Marina Fontão Zago
Professora na Faculdade de Direito da USP. Doutora em Direito do Estado pela USP e mestra em Gestão e Políticas Públicas pela EAESP-FGV/SP. Advogada com experiência em infraestrutura, regulação e políticas públicas
Quase vinte anos após a edição da Lei das Organizações Sociais (Lei Federal nº 9.637/1998), a União publicou seu primeiro regulamento: o Decreto Federal nº 9.190, de 1º de novembro de 2017.
De início, ressalte-se que o decreto aplica-se apenas para a administração federal, isto é, para órgãos e entes da União. Isso significa que as relações entre OSs e entes estaduais e municipais continuarão regidas pelas normas gerais trazidas pela Lei nº 9.637/1998, bem como pela legislação e regulamentação do ente federativo em específico, caso existente. O Decreto nº 9.190/2017, portanto, não se aplica – nem mesmo subsidiariamente – para as relações travadas por Estados e Municípios com as OSs.
O Decreto tem por objetivo principal regular o art. 20, Lei nº 9.637/1998, instituindo o Programa Nacional de Publicização (“PNP”) no âmbito da administração federal. O PNP prevê a absorção, pelas OSs, de atividades que são atualmente desenvolvidas por órgãos e entes federais, buscando parcerias estáveis e de longo prazo para a prestação, com foco nos usuários, de serviços de interesse da comunidade.
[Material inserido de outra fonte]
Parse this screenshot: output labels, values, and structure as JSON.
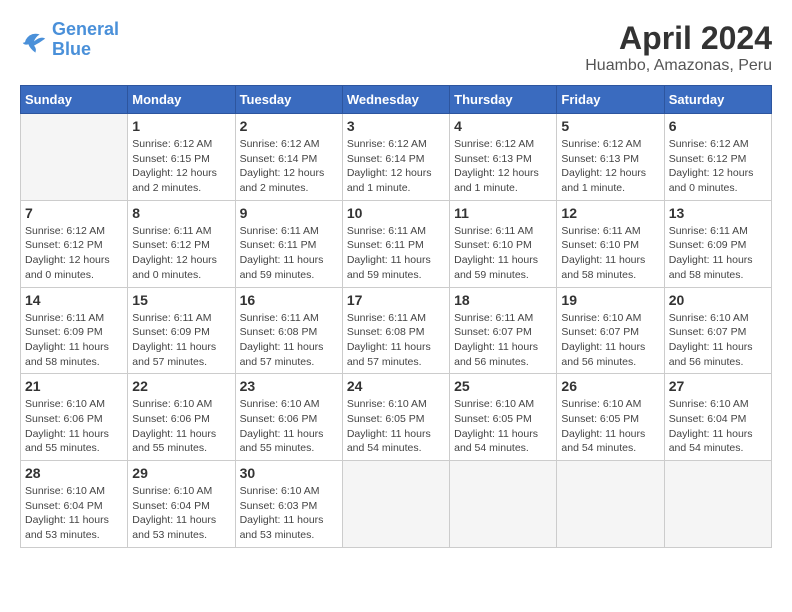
{
  "logo": {
    "general": "General",
    "blue": "Blue"
  },
  "title": "April 2024",
  "location": "Huambo, Amazonas, Peru",
  "weekdays": [
    "Sunday",
    "Monday",
    "Tuesday",
    "Wednesday",
    "Thursday",
    "Friday",
    "Saturday"
  ],
  "weeks": [
    [
      {
        "day": "",
        "info": ""
      },
      {
        "day": "1",
        "info": "Sunrise: 6:12 AM\nSunset: 6:15 PM\nDaylight: 12 hours\nand 2 minutes."
      },
      {
        "day": "2",
        "info": "Sunrise: 6:12 AM\nSunset: 6:14 PM\nDaylight: 12 hours\nand 2 minutes."
      },
      {
        "day": "3",
        "info": "Sunrise: 6:12 AM\nSunset: 6:14 PM\nDaylight: 12 hours\nand 1 minute."
      },
      {
        "day": "4",
        "info": "Sunrise: 6:12 AM\nSunset: 6:13 PM\nDaylight: 12 hours\nand 1 minute."
      },
      {
        "day": "5",
        "info": "Sunrise: 6:12 AM\nSunset: 6:13 PM\nDaylight: 12 hours\nand 1 minute."
      },
      {
        "day": "6",
        "info": "Sunrise: 6:12 AM\nSunset: 6:12 PM\nDaylight: 12 hours\nand 0 minutes."
      }
    ],
    [
      {
        "day": "7",
        "info": "Sunrise: 6:12 AM\nSunset: 6:12 PM\nDaylight: 12 hours\nand 0 minutes."
      },
      {
        "day": "8",
        "info": "Sunrise: 6:11 AM\nSunset: 6:12 PM\nDaylight: 12 hours\nand 0 minutes."
      },
      {
        "day": "9",
        "info": "Sunrise: 6:11 AM\nSunset: 6:11 PM\nDaylight: 11 hours\nand 59 minutes."
      },
      {
        "day": "10",
        "info": "Sunrise: 6:11 AM\nSunset: 6:11 PM\nDaylight: 11 hours\nand 59 minutes."
      },
      {
        "day": "11",
        "info": "Sunrise: 6:11 AM\nSunset: 6:10 PM\nDaylight: 11 hours\nand 59 minutes."
      },
      {
        "day": "12",
        "info": "Sunrise: 6:11 AM\nSunset: 6:10 PM\nDaylight: 11 hours\nand 58 minutes."
      },
      {
        "day": "13",
        "info": "Sunrise: 6:11 AM\nSunset: 6:09 PM\nDaylight: 11 hours\nand 58 minutes."
      }
    ],
    [
      {
        "day": "14",
        "info": "Sunrise: 6:11 AM\nSunset: 6:09 PM\nDaylight: 11 hours\nand 58 minutes."
      },
      {
        "day": "15",
        "info": "Sunrise: 6:11 AM\nSunset: 6:09 PM\nDaylight: 11 hours\nand 57 minutes."
      },
      {
        "day": "16",
        "info": "Sunrise: 6:11 AM\nSunset: 6:08 PM\nDaylight: 11 hours\nand 57 minutes."
      },
      {
        "day": "17",
        "info": "Sunrise: 6:11 AM\nSunset: 6:08 PM\nDaylight: 11 hours\nand 57 minutes."
      },
      {
        "day": "18",
        "info": "Sunrise: 6:11 AM\nSunset: 6:07 PM\nDaylight: 11 hours\nand 56 minutes."
      },
      {
        "day": "19",
        "info": "Sunrise: 6:10 AM\nSunset: 6:07 PM\nDaylight: 11 hours\nand 56 minutes."
      },
      {
        "day": "20",
        "info": "Sunrise: 6:10 AM\nSunset: 6:07 PM\nDaylight: 11 hours\nand 56 minutes."
      }
    ],
    [
      {
        "day": "21",
        "info": "Sunrise: 6:10 AM\nSunset: 6:06 PM\nDaylight: 11 hours\nand 55 minutes."
      },
      {
        "day": "22",
        "info": "Sunrise: 6:10 AM\nSunset: 6:06 PM\nDaylight: 11 hours\nand 55 minutes."
      },
      {
        "day": "23",
        "info": "Sunrise: 6:10 AM\nSunset: 6:06 PM\nDaylight: 11 hours\nand 55 minutes."
      },
      {
        "day": "24",
        "info": "Sunrise: 6:10 AM\nSunset: 6:05 PM\nDaylight: 11 hours\nand 54 minutes."
      },
      {
        "day": "25",
        "info": "Sunrise: 6:10 AM\nSunset: 6:05 PM\nDaylight: 11 hours\nand 54 minutes."
      },
      {
        "day": "26",
        "info": "Sunrise: 6:10 AM\nSunset: 6:05 PM\nDaylight: 11 hours\nand 54 minutes."
      },
      {
        "day": "27",
        "info": "Sunrise: 6:10 AM\nSunset: 6:04 PM\nDaylight: 11 hours\nand 54 minutes."
      }
    ],
    [
      {
        "day": "28",
        "info": "Sunrise: 6:10 AM\nSunset: 6:04 PM\nDaylight: 11 hours\nand 53 minutes."
      },
      {
        "day": "29",
        "info": "Sunrise: 6:10 AM\nSunset: 6:04 PM\nDaylight: 11 hours\nand 53 minutes."
      },
      {
        "day": "30",
        "info": "Sunrise: 6:10 AM\nSunset: 6:03 PM\nDaylight: 11 hours\nand 53 minutes."
      },
      {
        "day": "",
        "info": ""
      },
      {
        "day": "",
        "info": ""
      },
      {
        "day": "",
        "info": ""
      },
      {
        "day": "",
        "info": ""
      }
    ]
  ]
}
Além da instituição do PNP, o Decreto prevê uma série de regras e procedimentos para (i) a qualificação das entidades como OS e (ii) a celebração de contratos de gestão entre essas entidades e a administração federal.
De fato, uma das principais inovações do Decreto é “juntar” essas duas etapas, condicionando a qualificação como OS ao processo de publicização de determinada atividade e de celebração do contrato de gestão.
Assim, deverá haver, inicialmente, a decisão de publicização de uma atividade que seja enquadrada no âmbito art. 1º, Lei nº 9.637/1998 (ensino, pesquisa científica, desenvolvimento tecnológico, meio ambiente, cultura e saúde), conforme os procedimentos previstos no Decreto (art. 7º).
Tomada a decisão de publicização da atividade, será iniciado procedimento de seleção das entidades interessadas em executá-la, por meio de procedimento de chamamento público (cf. regras do art. 8º e seguintes, Decreto). Note-se que, nesse momento, a entidade interessada não precisará já ter sido previamente qualificada como OS – embora deva deter todos os requisitos para tal.
Selecionada a entidade, esta será, então (e somente nesse momento), qualificada como OS, por ato do Presidente da República e após as manifestações dos Ministros responsáveis (art. 13, Decreto).
Após ser qualificada como OS, a entidade deverá celebrar, em seguida, o contrato de gestão com a entidade da administração federal responsável (art. 14, Decreto).
Com isso, portanto, entende-se que deixará de haver a qualificação de entidades como OS que seja desvinculada da efetiva celebração de um contrato de gestão.
Por fim, ressalte-se que o Decreto afasta a aplicação das novas regras de seleção às entidades que já sejam qualificadas como OS (art. 27) – embora imponha a adequação dos contratos de gestão vigentes às suas disposições (art. 28).
Com essas novas regras, o Decreto nº 9.190/2017 passa a ser mais um diploma a ser considerado no marco regulatório das entidades do terceiro setor, especialmente para as entidades que atuam (ou pretendem atuar) em projetos em âmbito federal.